Tak pernah kusangka Kanya sudah begitu banyak meriset tentang pesta pernikahan. Enak juga sekarang aku tidak perlu terlalu repot. Biar Kanya yang memilih sesuai seleranya, kalau dia bahagia akupun ikut bahagia. Aku mengikuti Kanya sampai di sebuah tenda MC dan wedding organizer. Kulihat seorang waria dengan pakaian nyentrik membagi-bagi brosur.
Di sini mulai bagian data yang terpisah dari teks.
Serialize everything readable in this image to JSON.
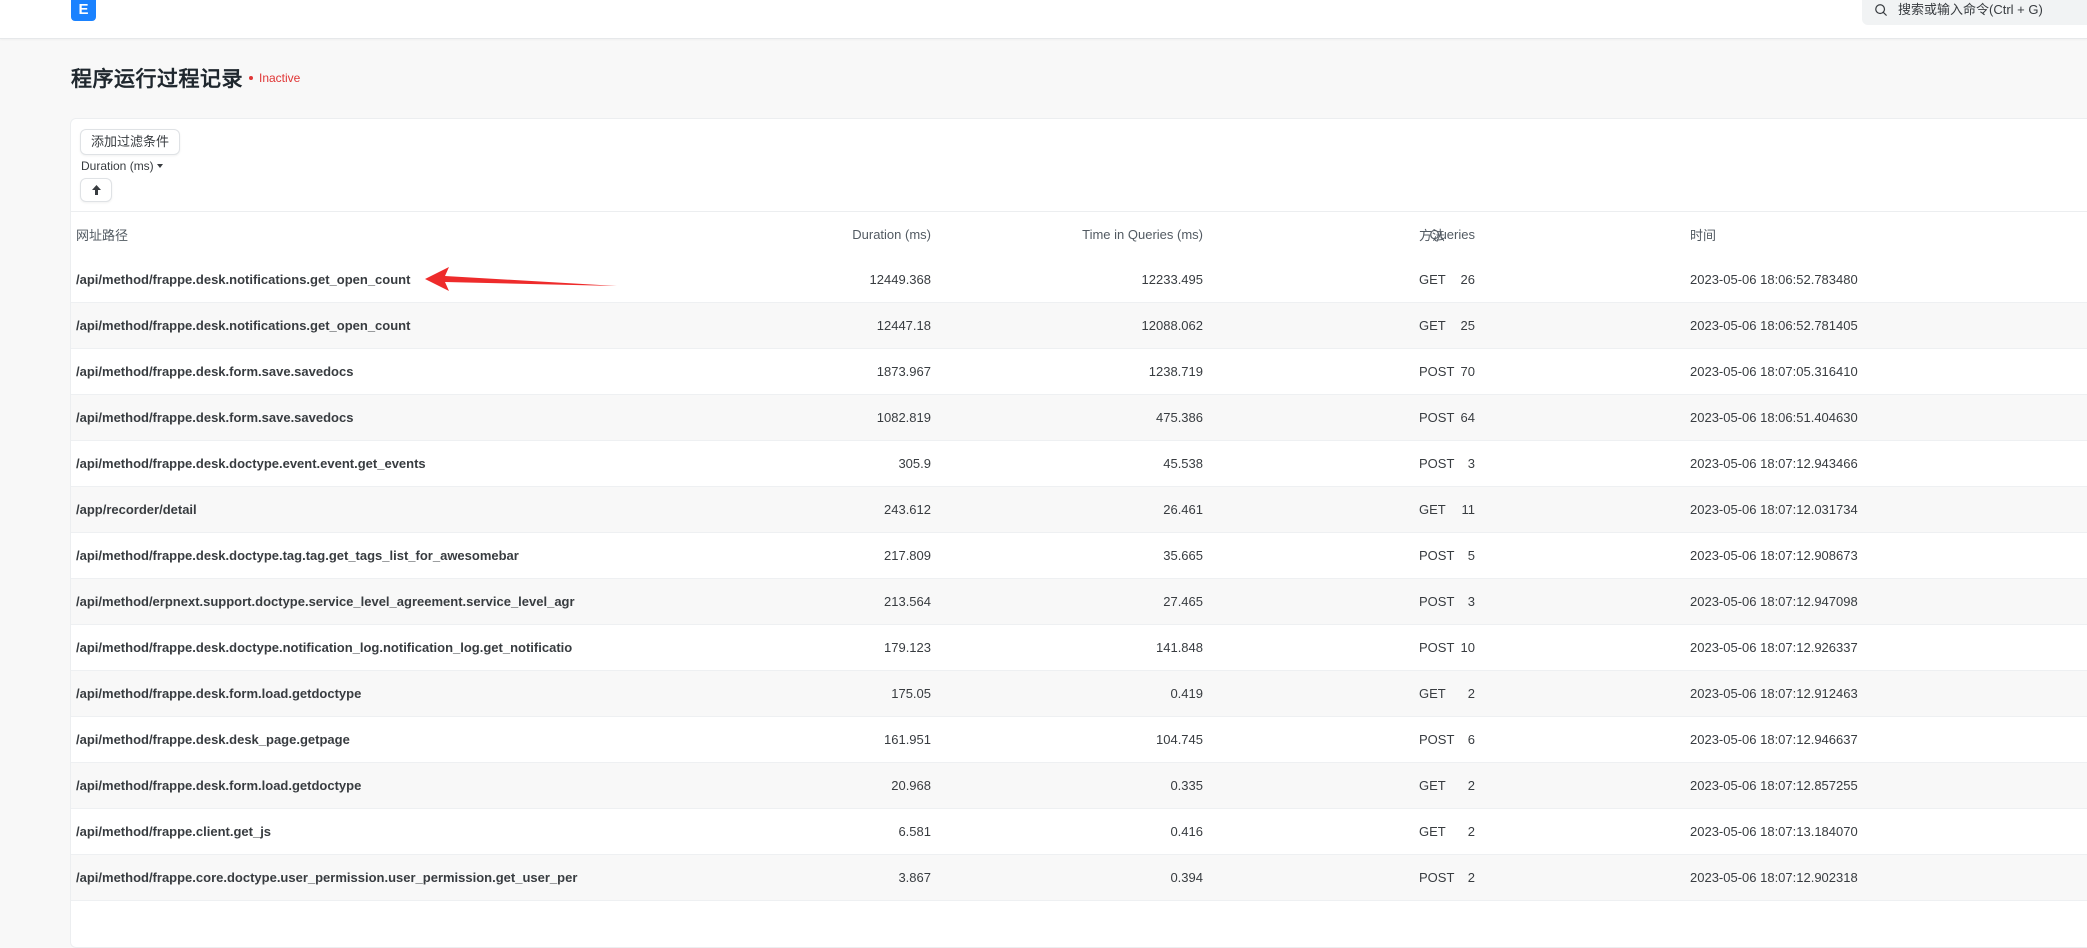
{
  "navbar": {
    "logo_letter": "E",
    "search_placeholder": "搜索或输入命令(Ctrl + G)"
  },
  "page": {
    "title": "程序运行过程记录",
    "status": "Inactive"
  },
  "filters": {
    "add_filter_label": "添加过滤条件",
    "sort_by_label": "Duration (ms)"
  },
  "table": {
    "headers": {
      "path": "网址路径",
      "duration": "Duration (ms)",
      "time_in_queries": "Time in Queries (ms)",
      "queries": "Queries",
      "method": "方法",
      "time": "时间"
    },
    "rows": [
      {
        "path": "/api/method/frappe.desk.notifications.get_open_count",
        "duration": "12449.368",
        "time_in_queries": "12233.495",
        "queries": "26",
        "method": "GET",
        "time": "2023-05-06 18:06:52.783480"
      },
      {
        "path": "/api/method/frappe.desk.notifications.get_open_count",
        "duration": "12447.18",
        "time_in_queries": "12088.062",
        "queries": "25",
        "method": "GET",
        "time": "2023-05-06 18:06:52.781405"
      },
      {
        "path": "/api/method/frappe.desk.form.save.savedocs",
        "duration": "1873.967",
        "time_in_queries": "1238.719",
        "queries": "70",
        "method": "POST",
        "time": "2023-05-06 18:07:05.316410"
      },
      {
        "path": "/api/method/frappe.desk.form.save.savedocs",
        "duration": "1082.819",
        "time_in_queries": "475.386",
        "queries": "64",
        "method": "POST",
        "time": "2023-05-06 18:06:51.404630"
      },
      {
        "path": "/api/method/frappe.desk.doctype.event.event.get_events",
        "duration": "305.9",
        "time_in_queries": "45.538",
        "queries": "3",
        "method": "POST",
        "time": "2023-05-06 18:07:12.943466"
      },
      {
        "path": "/app/recorder/detail",
        "duration": "243.612",
        "time_in_queries": "26.461",
        "queries": "11",
        "method": "GET",
        "time": "2023-05-06 18:07:12.031734"
      },
      {
        "path": "/api/method/frappe.desk.doctype.tag.tag.get_tags_list_for_awesomebar",
        "duration": "217.809",
        "time_in_queries": "35.665",
        "queries": "5",
        "method": "POST",
        "time": "2023-05-06 18:07:12.908673"
      },
      {
        "path": "/api/method/erpnext.support.doctype.service_level_agreement.service_level_agr",
        "duration": "213.564",
        "time_in_queries": "27.465",
        "queries": "3",
        "method": "POST",
        "time": "2023-05-06 18:07:12.947098"
      },
      {
        "path": "/api/method/frappe.desk.doctype.notification_log.notification_log.get_notificatio",
        "duration": "179.123",
        "time_in_queries": "141.848",
        "queries": "10",
        "method": "POST",
        "time": "2023-05-06 18:07:12.926337"
      },
      {
        "path": "/api/method/frappe.desk.form.load.getdoctype",
        "duration": "175.05",
        "time_in_queries": "0.419",
        "queries": "2",
        "method": "GET",
        "time": "2023-05-06 18:07:12.912463"
      },
      {
        "path": "/api/method/frappe.desk.desk_page.getpage",
        "duration": "161.951",
        "time_in_queries": "104.745",
        "queries": "6",
        "method": "POST",
        "time": "2023-05-06 18:07:12.946637"
      },
      {
        "path": "/api/method/frappe.desk.form.load.getdoctype",
        "duration": "20.968",
        "time_in_queries": "0.335",
        "queries": "2",
        "method": "GET",
        "time": "2023-05-06 18:07:12.857255"
      },
      {
        "path": "/api/method/frappe.client.get_js",
        "duration": "6.581",
        "time_in_queries": "0.416",
        "queries": "2",
        "method": "GET",
        "time": "2023-05-06 18:07:13.184070"
      },
      {
        "path": "/api/method/frappe.core.doctype.user_permission.user_permission.get_user_per",
        "duration": "3.867",
        "time_in_queries": "0.394",
        "queries": "2",
        "method": "POST",
        "time": "2023-05-06 18:07:12.902318"
      }
    ]
  },
  "colors": {
    "accent": "#1a82ff",
    "inactive": "#e03636",
    "annotation_arrow": "#ee2b2b"
  }
}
Yang membuatku kaget adalah saat dia melihat Kanya. "Aduuuh, Mbak Kanya, kok baru kelihatan lagi. Eike kangen lhooo," katanya dengan kemayu sambil langsung cipika cipiki, "mana Mas Jo?" Kanya langsung terlihat salah tingkah, begitu juga si banci saat melihatku berjalan mendekat. Aku tak ingin berbasa-basi dan langsung kutinggalkan tempat itu. Di belakangku, kudengar Kanya berlari-lari kecil sambil memanggil-manggil namaku.